Brand marketers see higher engagement with micro-influencers: Survey
- As follower numbers rise on Instagram, engagement decreases, according to a new study from influencer marketing technology company Markerly.
- The study looked at follower size and engagement on Instagram, revealing that influencers with less than 1,000 followers have a "like" rate close to 8% while those with 1,000 to 10,000 followers have a "like" rate of 4%.
- The trend continues as follower count rises: Influencers with 10,000 to 100,000 followers showed a 2.37% "like" rate, while those with 1 million to 10 million followers had a "like" rate of 1.66%. Comment rates followed a similar pattern, Markerly found.

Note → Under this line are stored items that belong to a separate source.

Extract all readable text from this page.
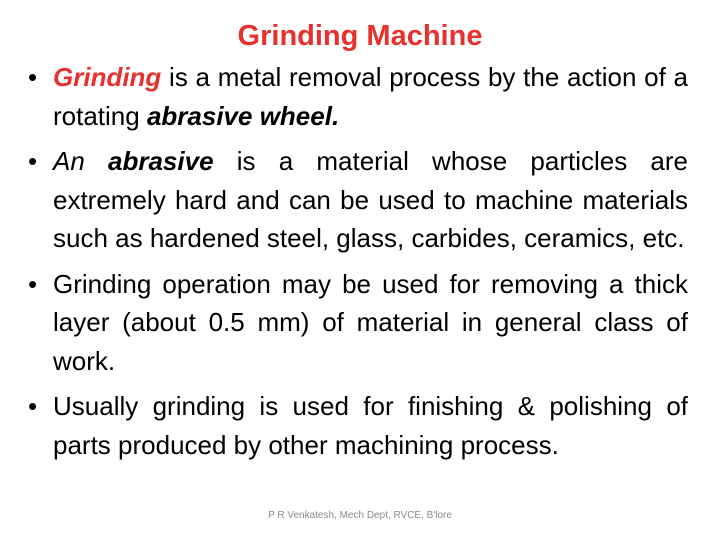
Grinding Machine
• Grinding is a metal removal process by the action of a rotating abrasive wheel.
• An abrasive is a material whose particles are extremely hard and can be used to machine materials such as hardened steel, glass, carbides, ceramics, etc.
• Grinding operation may be used for removing a thick layer (about 0.5 mm) of material in general class of work.
• Usually grinding is used for finishing & polishing of parts produced by other machining process.
P R Venkatesh, Mech Dept, RVCE, B'lore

Influencer marketing has become a popular marketing strategy for brands looking to amplify their reach on social media. Although an influencer's value is connected to their reach, there is still debate about whether size affects engagement.

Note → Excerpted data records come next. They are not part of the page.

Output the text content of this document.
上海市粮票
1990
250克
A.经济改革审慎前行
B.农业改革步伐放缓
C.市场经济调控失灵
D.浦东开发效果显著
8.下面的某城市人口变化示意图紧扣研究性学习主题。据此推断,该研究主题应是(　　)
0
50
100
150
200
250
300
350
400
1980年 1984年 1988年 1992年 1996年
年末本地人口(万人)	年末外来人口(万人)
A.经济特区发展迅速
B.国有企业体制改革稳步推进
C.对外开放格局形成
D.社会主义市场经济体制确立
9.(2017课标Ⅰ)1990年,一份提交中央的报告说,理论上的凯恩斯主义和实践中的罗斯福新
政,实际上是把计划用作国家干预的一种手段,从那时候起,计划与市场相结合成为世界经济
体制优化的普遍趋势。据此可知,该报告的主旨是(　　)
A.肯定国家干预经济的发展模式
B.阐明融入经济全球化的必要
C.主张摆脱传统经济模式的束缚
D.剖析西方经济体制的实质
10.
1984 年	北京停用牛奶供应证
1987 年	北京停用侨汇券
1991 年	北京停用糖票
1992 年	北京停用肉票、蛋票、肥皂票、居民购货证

According to Markerly, influencer size has a negative impact on engagement. Identifying influencers with a smaller following is where brands can find the most value, the study found.

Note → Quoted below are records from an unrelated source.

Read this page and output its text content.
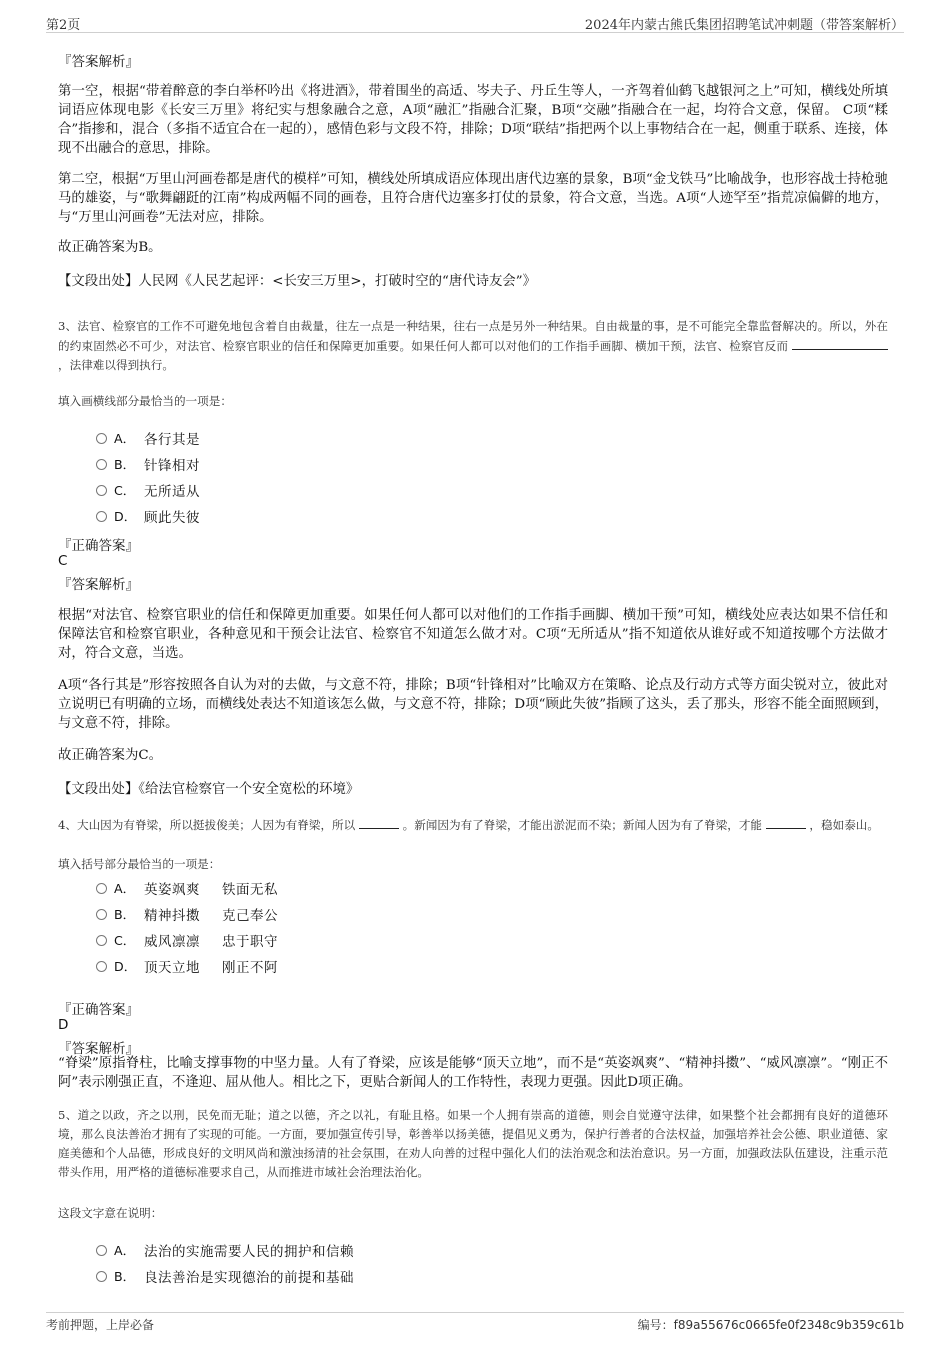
第2页	2024年内蒙古熊氏集团招聘笔试冲刺题（带答案解析）
『答案解析』
第一空，根据“带着醉意的李白举杯吟出《将进酒》，带着围坐的高适、岑夫子、丹丘生等人，一齐驾着仙鹤飞越银河之上”可知，横线处所填词语应体现电影《长安三万里》将纪实与想象融合之意，A项“融汇”指融合汇聚，B项“交融”指融合在一起，均符合文意，保留。 C项“糅合”指掺和，混合（多指不适宜合在一起的），感情色彩与文段不符，排除；D项“联结”指把两个以上事物结合在一起，侧重于联系、连接，体现不出融合的意思，排除。
第二空，根据“万里山河画卷都是唐代的模样”可知，横线处所填成语应体现出唐代边塞的景象，B项“金戈铁马”比喻战争，也形容战士持枪驰马的雄姿，与“歌舞翩跹的江南”构成两幅不同的画卷，且符合唐代边塞多打仗的景象，符合文意，当选。A项“人迹罕至”指荒凉偏僻的地方，与“万里山河画卷”无法对应，排除。
故正确答案为B。
【文段出处】人民网《人民艺起评：<长安三万里>，打破时空的“唐代诗友会”》
3、法官、检察官的工作不可避免地包含着自由裁量，往左一点是一种结果，往右一点是另外一种结果。自由裁量的事，是不可能完全靠监督解决的。所以，外在的约束固然必不可少，对法官、检察官职业的信任和保障更加重要。如果任何人都可以对他们的工作指手画脚、横加干预，法官、检察官反而  ，法律难以得到执行。
填入画横线部分最恰当的一项是：
A． 各行其是
B． 针锋相对
C． 无所适从
D． 顾此失彼
『正确答案』
C
『答案解析』
根据“对法官、检察官职业的信任和保障更加重要。如果任何人都可以对他们的工作指手画脚、横加干预”可知，横线处应表达如果不信任和保障法官和检察官职业，各种意见和干预会让法官、检察官不知道怎么做才对。C项“无所适从”指不知道依从谁好或不知道按哪个方法做才对，符合文意，当选。
A项“各行其是”形容按照各自认为对的去做，与文意不符，排除；B项“针锋相对”比喻双方在策略、论点及行动方式等方面尖锐对立，彼此对立说明已有明确的立场，而横线处表达不知道该怎么做，与文意不符，排除；D项“顾此失彼”指顾了这头，丢了那头，形容不能全面照顾到，与文意不符，排除。
故正确答案为C。
【文段出处】《给法官检察官一个安全宽松的环境》
4、大山因为有脊梁，所以挺拔俊美；人因为有脊梁，所以	。新闻因为有了脊梁，才能出淤泥而不染；新闻人因为有了脊梁，才能	，稳如泰山。
填入括号部分最恰当的一项是：
A． 英姿飒爽 铁面无私
B． 精神抖擞 克己奉公
C． 威风凛凛 忠于职守
D． 顶天立地 刚正不阿
『正确答案』
D
『答案解析』
“脊梁”原指脊柱，比喻支撑事物的中坚力量。人有了脊梁，应该是能够“顶天立地”，而不是“英姿飒爽”、“精神抖擞”、“威风凛凛”。“刚正不阿”表示刚强正直，不逢迎、屈从他人。相比之下，更贴合新闻人的工作特性，表现力更强。因此D项正确。
5、道之以政，齐之以刑，民免而无耻；道之以德，齐之以礼，有耻且格。如果一个人拥有崇高的道德，则会自觉遵守法律，如果整个社会都拥有良好的道德环境，那么良法善治才拥有了实现的可能。一方面，要加强宣传引导，彰善举以扬美德，提倡见义勇为，保护行善者的合法权益，加强培养社会公德、职业道德、家庭美德和个人品德，形成良好的文明风尚和激浊扬清的社会氛围，在劝人向善的过程中强化人们的法治观念和法治意识。另一方面，加强政法队伍建设，注重示范带头作用，用严格的道德标准要求自己，从而推进市域社会治理法治化。
这段文字意在说明：
A． 法治的实施需要人民的拥护和信赖
B． 良法善治是实现德治的前提和基础
考前押题，上岸必备	编号：f89a55676c0665fe0f2348c9b359c61b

"Brands that are interested in engagement over reach, and conversions over awareness are better suited to work with micro-influencers," Sarah Ware, CEO and co-founder of Markerly, told Marketing Dive.
Ware explained that micro-influencers make sense for brands because they lend themselves better to geo-targeting, content repurposing and connecting with niche audiences.
There is a clear contrast when brand marketers run campaigns that include both celebrities and micro-influencers. "The like to follow ratio is important to note here—as the follower count goes up, engagement and targeting go down," she said. "Obviously, celebrities appeal to a large variety of people at one time; micro-influencers allow for you to target specific consumers much more accurately."
The most important thing for a brand is picking the right influencer to work with. If a brand's main goal is high engagement levels with a specific, niche audience, Markerly's research suggests micro-influencers may be the way to go.
"These micro-influencers will move the needle for your brand and cost a fraction of what you would pay a mega-celebrity," a Markerly blog post explained.